2016 Grateful 32: Stephanie Barron

I’m not stupid. I mightn’t have the greatest mind God ever created, but I’m not stupid. I might do stupid things occasionally, and even say stupid stuff, but I’m not stupid. What I am is gullible.

I’ve stopped reposting Facebook stories because they usually turn out to be hoaxes – credible hoaxes but hoaxes nonetheless. I double-check the genre stamp on books I read to be sure that they are fiction and not true stories. And I usually ask for a second opinion in matters of any importance.

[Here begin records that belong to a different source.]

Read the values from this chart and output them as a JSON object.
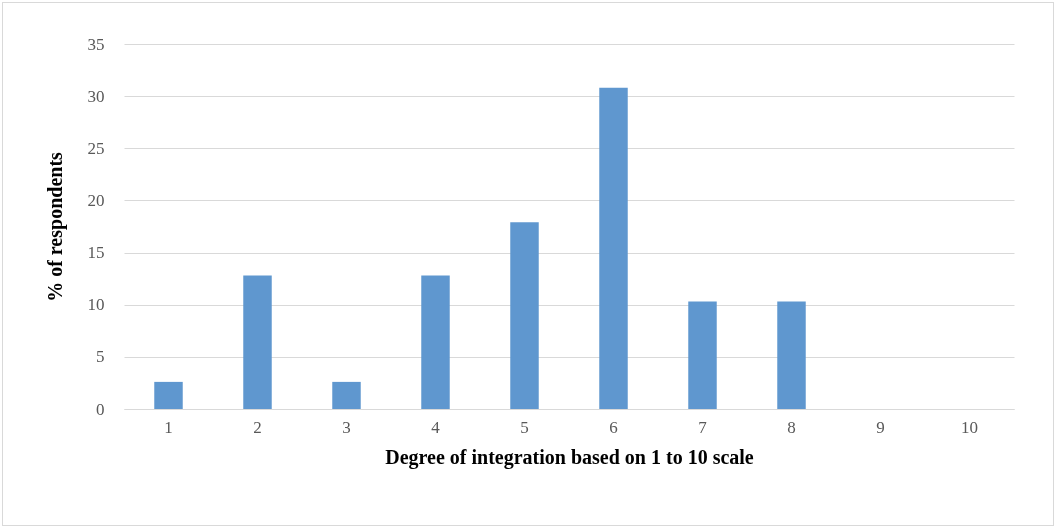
{
  "chart_data": {
    "type": "bar",
    "xlabel": "Degree of integration based on 1 to 10 scale",
    "ylabel": "% of respondents",
    "categories": [
      "1",
      "2",
      "3",
      "4",
      "5",
      "6",
      "7",
      "8",
      "9",
      "10"
    ],
    "values": [
      2.6,
      12.8,
      2.6,
      12.8,
      17.9,
      30.8,
      10.3,
      10.3,
      0,
      0
    ],
    "color": "#5f97cf",
    "ylim": [
      0,
      35
    ],
    "yticks": [
      0,
      5,
      10,
      15,
      20,
      25,
      30,
      35
    ],
    "grid": "y"
  }
}
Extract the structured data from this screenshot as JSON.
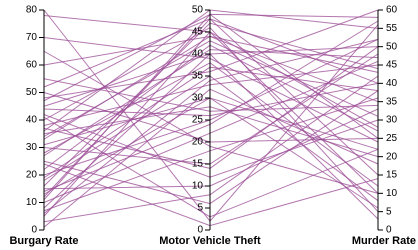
{
  "chart_data": {
    "type": "parallel",
    "color": "#9a4a94",
    "axes": [
      {
        "name": "Burgary Rate",
        "lim": [
          0,
          80
        ],
        "ticks": [
          0,
          10,
          20,
          30,
          40,
          50,
          60,
          70,
          80
        ]
      },
      {
        "name": "Motor Vehicle Theft",
        "lim": [
          0,
          50
        ],
        "ticks": [
          0,
          5,
          10,
          15,
          20,
          25,
          30,
          35,
          40,
          45,
          50
        ]
      },
      {
        "name": "Murder Rate",
        "lim": [
          0,
          60
        ],
        "ticks": [
          0,
          5,
          10,
          15,
          20,
          25,
          30,
          35,
          40,
          45,
          50,
          55,
          60
        ]
      }
    ],
    "records": [
      [
        80,
        2,
        56
      ],
      [
        78,
        45,
        10
      ],
      [
        52,
        48,
        40
      ],
      [
        50,
        20,
        25
      ],
      [
        47,
        49,
        58
      ],
      [
        45,
        40,
        50
      ],
      [
        42,
        12,
        30
      ],
      [
        40,
        46,
        5
      ],
      [
        38,
        33,
        45
      ],
      [
        36,
        50,
        55
      ],
      [
        35,
        28,
        20
      ],
      [
        33,
        44,
        35
      ],
      [
        30,
        15,
        48
      ],
      [
        28,
        38,
        12
      ],
      [
        25,
        6,
        38
      ],
      [
        22,
        42,
        27
      ],
      [
        20,
        25,
        52
      ],
      [
        18,
        35,
        8
      ],
      [
        16,
        47,
        44
      ],
      [
        15,
        10,
        33
      ],
      [
        13,
        30,
        22
      ],
      [
        12,
        48,
        15
      ],
      [
        10,
        22,
        46
      ],
      [
        8,
        40,
        3
      ],
      [
        7,
        18,
        36
      ],
      [
        5,
        45,
        28
      ],
      [
        3,
        8,
        42
      ],
      [
        1,
        32,
        18
      ],
      [
        48,
        36,
        60
      ],
      [
        44,
        26,
        40
      ],
      [
        41,
        3,
        22
      ],
      [
        37,
        14,
        50
      ],
      [
        34,
        43,
        31
      ],
      [
        31,
        30,
        6
      ],
      [
        27,
        41,
        47
      ],
      [
        24,
        1,
        14
      ],
      [
        19,
        37,
        38
      ],
      [
        14,
        24,
        57
      ],
      [
        11,
        49,
        25
      ],
      [
        6,
        34,
        52
      ],
      [
        55,
        27,
        34
      ],
      [
        60,
        44,
        43
      ],
      [
        70,
        39,
        24
      ],
      [
        65,
        19,
        10
      ]
    ]
  }
}
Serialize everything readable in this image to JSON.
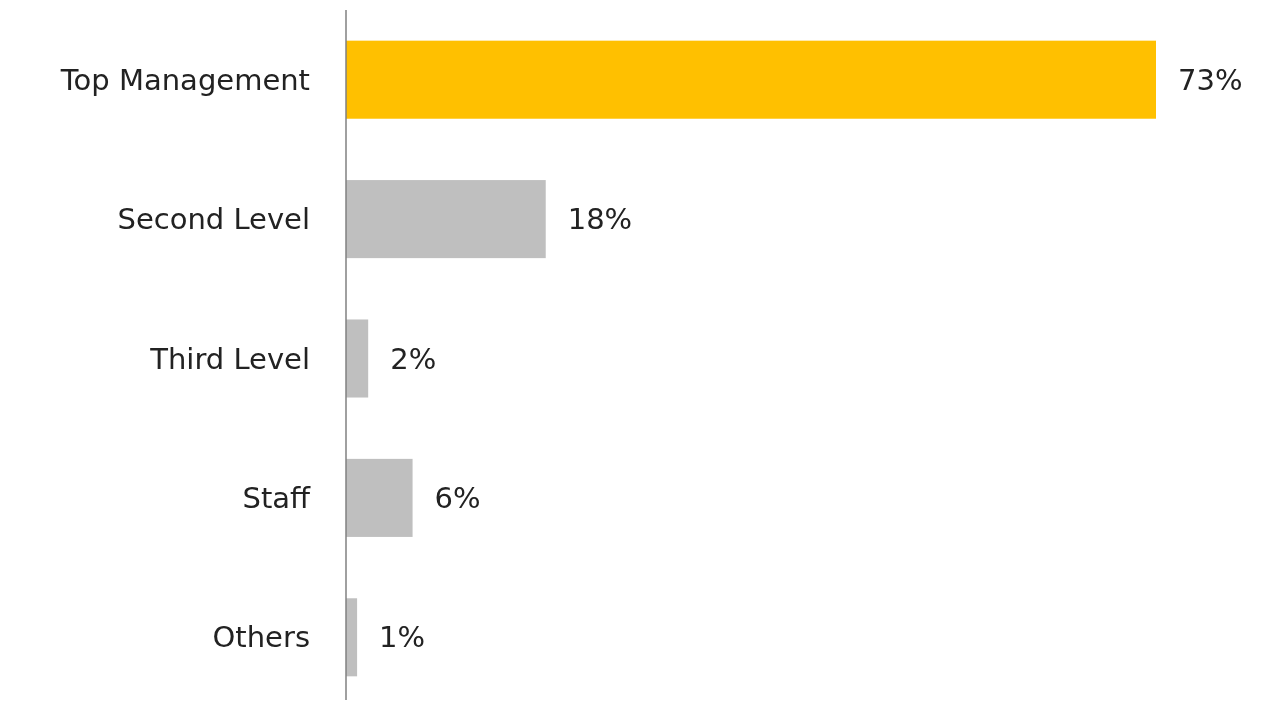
{
  "chart_data": {
    "type": "bar",
    "orientation": "horizontal",
    "categories": [
      "Top Management",
      "Second Level",
      "Third Level",
      "Staff",
      "Others"
    ],
    "values": [
      73,
      18,
      2,
      6,
      1
    ],
    "colors": [
      "#ffc000",
      "#bfbfbf",
      "#bfbfbf",
      "#bfbfbf",
      "#bfbfbf"
    ],
    "value_labels": [
      "73%",
      "18%",
      "2%",
      "6%",
      "1%"
    ]
  }
}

But Stephanie Barron – you got me.

I was given a series of books as a gift some time ago and am only now getting around to reading them. In the first, Barron explains how she’d been asked to edit a collection of diaries by Jane Austen that had lain undiscovered in an old manor in Maryland for years and years and years. In her Editor’s note, she writes of how she’d visited her friends, the Westmorelands,  at Dunready Manor, as they were renovating. She gives details of the renovations and the work that led to the discovery of the fragile yellowed papers penned by Jane Austen, ‘a distant relative of the Westmoreland line’. She even tells of discussions about donating the manuscripts to the Johns Hopkins University and how the Bodleian Library in Oxford was also in the running. She had me from the git-go.

I read the first  – Jane and the Unpleasantness at Scargrave Manor – and from the opening lines I was convinced I was reading Austen.

When a young lady of more fashion than means has the good sense to win the affection of an older gentleman, a widower of high estate and easy circumstances, it is generally observed that the match is an intelligent one on both sides…

Like Barron, I have little trouble believing that had Jane Austen been alive today, she’d be a right up with there with the best detective writers going. Her incisive brain, her wit, her independent streak, and her caustic commentary on  life all make for great observations and even greater stories. She was one smart lady.

I laughed out loud. I bookmarked. I underlined. Again and again, I marvelled at the choice of words and the wit. The Editor’s notes remind me of Jasper Fforde’s in his Thursday Next series – they both educate and enlighten. Not alone was the first book a great read and an excellent piece of detecting, it filled yet another gap in my history – the whole French/British thing of the early nineteenth century.

But Barron wasn’t editing original Austen diaries; she was channelling the words of the great lady herself. Or so she says. I don’t know what to believe any more.

So, one down. A second started. And eleven more to go. What’s not to be grateful for? If I don’t return your call or show up for lunch or dinner, I’ll be out with Jane doing a bit of detecting.